Belly Wrapping, What Is It?
Belly Binding or wrapping is any process of using fabric to support the pelvis and abdominal area of a woman in the postpartum period. Japanese and Taiwanese women have used sarashi for generations to accomplish this. Indonesian women use long pieces of beautiful batiks, and some American women buy a girdle-type garment of stretchy but supportive material. The advantage to the sarashi or batik (woven) fabric for wrapping is that it's infinitely adjustable, beautiful, and fits most women. No worrying if it will fit your body when it arrives, or that it won't fit as well once you start losing some of the pregnancy weight. Most sarashi or batik wraps are about 13-14 yards long and 8-10 inches wide. These wraps are comfortable and can be worn under or over your clothing.

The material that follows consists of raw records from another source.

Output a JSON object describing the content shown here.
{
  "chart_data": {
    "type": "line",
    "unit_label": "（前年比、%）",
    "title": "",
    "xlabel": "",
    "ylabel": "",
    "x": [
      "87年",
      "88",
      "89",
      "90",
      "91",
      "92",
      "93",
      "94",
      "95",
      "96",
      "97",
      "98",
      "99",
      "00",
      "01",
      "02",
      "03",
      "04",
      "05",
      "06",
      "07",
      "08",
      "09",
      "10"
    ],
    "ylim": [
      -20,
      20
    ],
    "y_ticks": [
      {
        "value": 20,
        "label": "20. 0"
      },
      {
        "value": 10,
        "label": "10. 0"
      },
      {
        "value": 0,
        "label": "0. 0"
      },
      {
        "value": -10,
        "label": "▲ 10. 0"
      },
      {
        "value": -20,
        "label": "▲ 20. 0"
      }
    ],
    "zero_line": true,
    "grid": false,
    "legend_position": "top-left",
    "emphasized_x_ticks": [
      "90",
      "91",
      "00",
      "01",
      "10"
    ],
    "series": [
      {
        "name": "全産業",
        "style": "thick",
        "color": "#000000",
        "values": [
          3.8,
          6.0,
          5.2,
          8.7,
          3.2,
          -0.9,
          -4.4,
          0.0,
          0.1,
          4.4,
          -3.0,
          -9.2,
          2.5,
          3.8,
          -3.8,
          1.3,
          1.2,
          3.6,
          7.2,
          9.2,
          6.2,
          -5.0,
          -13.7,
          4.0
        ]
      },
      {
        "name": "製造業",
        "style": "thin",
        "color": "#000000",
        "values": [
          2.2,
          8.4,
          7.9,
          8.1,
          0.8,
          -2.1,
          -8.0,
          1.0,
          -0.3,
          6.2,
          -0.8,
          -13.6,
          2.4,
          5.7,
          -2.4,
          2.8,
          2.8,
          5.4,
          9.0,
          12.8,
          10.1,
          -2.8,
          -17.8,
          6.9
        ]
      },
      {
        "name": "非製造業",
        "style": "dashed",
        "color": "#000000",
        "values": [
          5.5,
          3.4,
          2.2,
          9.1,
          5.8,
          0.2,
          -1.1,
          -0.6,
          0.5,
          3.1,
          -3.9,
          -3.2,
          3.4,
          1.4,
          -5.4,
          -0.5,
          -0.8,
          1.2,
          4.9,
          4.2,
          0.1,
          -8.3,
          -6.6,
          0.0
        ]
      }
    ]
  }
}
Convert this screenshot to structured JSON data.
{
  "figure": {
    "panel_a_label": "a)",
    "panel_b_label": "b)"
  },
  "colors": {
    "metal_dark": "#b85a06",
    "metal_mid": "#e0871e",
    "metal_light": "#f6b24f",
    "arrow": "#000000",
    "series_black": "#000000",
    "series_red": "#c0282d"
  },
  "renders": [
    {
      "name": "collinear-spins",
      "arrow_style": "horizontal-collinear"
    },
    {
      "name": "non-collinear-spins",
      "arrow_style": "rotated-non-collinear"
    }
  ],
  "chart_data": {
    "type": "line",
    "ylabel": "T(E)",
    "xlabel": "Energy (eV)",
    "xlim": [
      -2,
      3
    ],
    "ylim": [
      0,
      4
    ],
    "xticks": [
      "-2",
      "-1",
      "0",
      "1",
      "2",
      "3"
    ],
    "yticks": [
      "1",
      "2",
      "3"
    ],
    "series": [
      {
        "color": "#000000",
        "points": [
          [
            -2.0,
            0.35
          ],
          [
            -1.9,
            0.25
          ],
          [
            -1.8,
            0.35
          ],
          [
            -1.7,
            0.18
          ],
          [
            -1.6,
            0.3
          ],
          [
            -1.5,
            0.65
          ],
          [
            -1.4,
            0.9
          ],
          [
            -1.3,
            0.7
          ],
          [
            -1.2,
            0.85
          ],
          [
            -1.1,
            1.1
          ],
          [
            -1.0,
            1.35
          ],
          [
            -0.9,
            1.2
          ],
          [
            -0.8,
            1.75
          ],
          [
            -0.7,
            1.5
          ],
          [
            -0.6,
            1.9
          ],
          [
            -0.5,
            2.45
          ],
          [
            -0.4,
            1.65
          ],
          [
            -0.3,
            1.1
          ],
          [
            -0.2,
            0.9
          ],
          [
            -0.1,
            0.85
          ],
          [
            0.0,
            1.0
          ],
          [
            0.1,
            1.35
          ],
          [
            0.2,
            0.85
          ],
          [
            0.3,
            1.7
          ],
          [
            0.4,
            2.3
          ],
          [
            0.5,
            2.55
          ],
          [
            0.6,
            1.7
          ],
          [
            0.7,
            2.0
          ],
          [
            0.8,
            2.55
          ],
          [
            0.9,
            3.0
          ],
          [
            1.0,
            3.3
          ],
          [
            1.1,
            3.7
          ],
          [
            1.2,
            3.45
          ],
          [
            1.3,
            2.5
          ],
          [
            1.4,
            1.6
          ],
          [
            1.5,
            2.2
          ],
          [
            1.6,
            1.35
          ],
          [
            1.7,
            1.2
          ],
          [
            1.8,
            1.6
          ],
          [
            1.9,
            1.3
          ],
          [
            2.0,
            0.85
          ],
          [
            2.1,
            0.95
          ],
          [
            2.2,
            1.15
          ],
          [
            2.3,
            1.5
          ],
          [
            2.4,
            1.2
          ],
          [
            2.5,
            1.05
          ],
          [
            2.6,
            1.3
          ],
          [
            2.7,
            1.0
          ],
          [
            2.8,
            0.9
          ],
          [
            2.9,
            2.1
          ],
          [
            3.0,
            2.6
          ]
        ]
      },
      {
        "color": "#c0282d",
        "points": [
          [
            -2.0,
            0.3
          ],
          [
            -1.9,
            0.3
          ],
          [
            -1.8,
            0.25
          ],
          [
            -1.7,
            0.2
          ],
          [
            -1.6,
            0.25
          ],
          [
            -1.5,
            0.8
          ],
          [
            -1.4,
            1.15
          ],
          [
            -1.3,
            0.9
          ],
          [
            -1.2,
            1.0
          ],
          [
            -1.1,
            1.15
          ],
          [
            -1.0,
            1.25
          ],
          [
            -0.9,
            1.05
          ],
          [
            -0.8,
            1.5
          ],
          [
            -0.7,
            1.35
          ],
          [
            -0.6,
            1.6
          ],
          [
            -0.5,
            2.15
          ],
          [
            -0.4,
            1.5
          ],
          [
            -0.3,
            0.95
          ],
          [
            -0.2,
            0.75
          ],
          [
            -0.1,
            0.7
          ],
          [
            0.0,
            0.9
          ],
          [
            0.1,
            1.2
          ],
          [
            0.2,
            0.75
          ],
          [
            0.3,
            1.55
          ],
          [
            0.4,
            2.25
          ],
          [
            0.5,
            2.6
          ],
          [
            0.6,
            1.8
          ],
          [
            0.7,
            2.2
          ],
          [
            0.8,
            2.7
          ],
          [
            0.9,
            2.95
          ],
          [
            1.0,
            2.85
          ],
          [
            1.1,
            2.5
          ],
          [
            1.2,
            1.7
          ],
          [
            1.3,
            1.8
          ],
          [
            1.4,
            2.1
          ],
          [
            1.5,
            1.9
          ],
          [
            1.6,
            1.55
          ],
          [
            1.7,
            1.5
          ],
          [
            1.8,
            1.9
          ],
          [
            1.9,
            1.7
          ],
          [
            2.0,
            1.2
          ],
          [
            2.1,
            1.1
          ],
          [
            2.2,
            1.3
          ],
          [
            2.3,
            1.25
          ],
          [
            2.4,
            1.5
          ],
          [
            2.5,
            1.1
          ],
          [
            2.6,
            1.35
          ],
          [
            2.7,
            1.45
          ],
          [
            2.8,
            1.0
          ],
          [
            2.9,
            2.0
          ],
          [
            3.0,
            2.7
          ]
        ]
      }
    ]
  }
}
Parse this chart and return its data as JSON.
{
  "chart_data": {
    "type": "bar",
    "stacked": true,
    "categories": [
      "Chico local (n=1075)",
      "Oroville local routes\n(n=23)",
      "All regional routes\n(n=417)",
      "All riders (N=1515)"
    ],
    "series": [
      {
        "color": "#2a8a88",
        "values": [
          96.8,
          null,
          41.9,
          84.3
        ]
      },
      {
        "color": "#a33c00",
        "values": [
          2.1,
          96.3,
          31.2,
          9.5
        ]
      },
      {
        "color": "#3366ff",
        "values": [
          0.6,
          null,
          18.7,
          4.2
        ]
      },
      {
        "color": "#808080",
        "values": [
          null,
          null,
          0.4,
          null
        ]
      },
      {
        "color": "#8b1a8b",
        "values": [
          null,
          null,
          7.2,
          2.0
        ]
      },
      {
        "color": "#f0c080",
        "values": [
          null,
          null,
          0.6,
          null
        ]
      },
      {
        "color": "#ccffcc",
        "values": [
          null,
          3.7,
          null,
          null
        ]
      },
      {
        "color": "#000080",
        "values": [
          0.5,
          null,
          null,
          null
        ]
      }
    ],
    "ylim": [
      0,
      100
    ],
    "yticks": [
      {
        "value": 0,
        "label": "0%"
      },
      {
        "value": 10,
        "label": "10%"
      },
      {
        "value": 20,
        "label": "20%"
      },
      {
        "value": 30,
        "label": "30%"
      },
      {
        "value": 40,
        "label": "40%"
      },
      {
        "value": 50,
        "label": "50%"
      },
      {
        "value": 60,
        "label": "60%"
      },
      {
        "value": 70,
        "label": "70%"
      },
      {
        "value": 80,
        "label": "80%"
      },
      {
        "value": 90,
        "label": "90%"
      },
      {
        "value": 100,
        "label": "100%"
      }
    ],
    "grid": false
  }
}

Belly Binding or wrapping has been an important part of a woman's post-partum recovery for thousands of years. If you've read some of my other blog posts, you know that I LOVE having research studies to give you to support even traditional birth practices. However....there just isn't a lot of "scientific" evidence to support the practice of post-partum abdominal wrapping. What we do have, though, is the experience of millions of women and the fact that this practice persists in many cultures where non-evidence based binding practices (foot binding, anyone?!) have not. A lot of the benefits of belly wrapping are common sense, also.
Why Try Belly Wrapping?
Belly wrapping has many benefits for the mother. For nearly 10 months, a pregnant woman's body has been expanding and changing with the growing baby, maybe even babies! Blood volume increases, fluid retention becomes greater, the body stores fat for the baby, the uterus grows and pushes the other organs around, and the abdominal muscles stretch and may even separate (this is called diastasis recti) to allow enough room for the growing baby and uterus. All of these amazing changes are necessary for pregnancy, but not so much for breastfeeding or carrying your baby on the outside! Additionally, during labor the cervix dilates fully and the pelvis may widen to allow the baby enough space to be born. The wrap can help the body to return to it's pre-pregnancy state, or as closely as possible, much more quickly and comfortably than without it. How?
Benefits of Belly Wrapping
Provides constant, steady pressure to the pelvic area and hips, which helps them to close as much as possible back to their previous width
Abdominal support helps to close the abdominal wall and heal diastatis recti
Relieves back pain by supporting the abdominals during the postpartum healing process
Supports correct posture and spinal realignment
Provides back support during breastfeeding, when many women tend to slouch (been there, done that!)
Constant pressure encourages the organs in the torso and pelvis to shrink back and return to their pre-pregnancy size
When Should You Start Belly Wrapping?
If you've had a vaginal birth, it's best to start wrapping as soon as you feel up to it. You can start on postpartum day 2, or anytime within the first week. If you've had a cesarean birth, you'll want to wait at least 4 weeks, or until your incision is completely healed.
How Long Should You Wear the Wrap?
The belly wrap is traditionally worn for 8-12 hours a day, for at least 40 days. How long you wear the wrap is up to you. Most women do not sleep in it, so you'll be taught to wrap it yourself or with a helper. It's really not complicated!
Where Can You Get a Wrap?
You have a few choices. I make them, and I can provide you with a wrap, along with several postpartum visits where I will wrap you, show you how to do it, and leave you with instructions. The value of the wrap is included in the cost of this service.
You are also welcome to make one yourself! You will need a long piece of cotton, silk, or linen, 8" or so by 13-15 yards long. You may also purchase a wrap from me separately of Indonesian batik (55$) or dupioni silk (65$). Whichever you choose, I am looking foward to feedback about this ancient and useful postpartum practice!
I look at birth from the perspective that our bodies are wonderfully made, and if we really believe that and work with the birth process and nourish our bodies properly, they will function optimally, most of the time!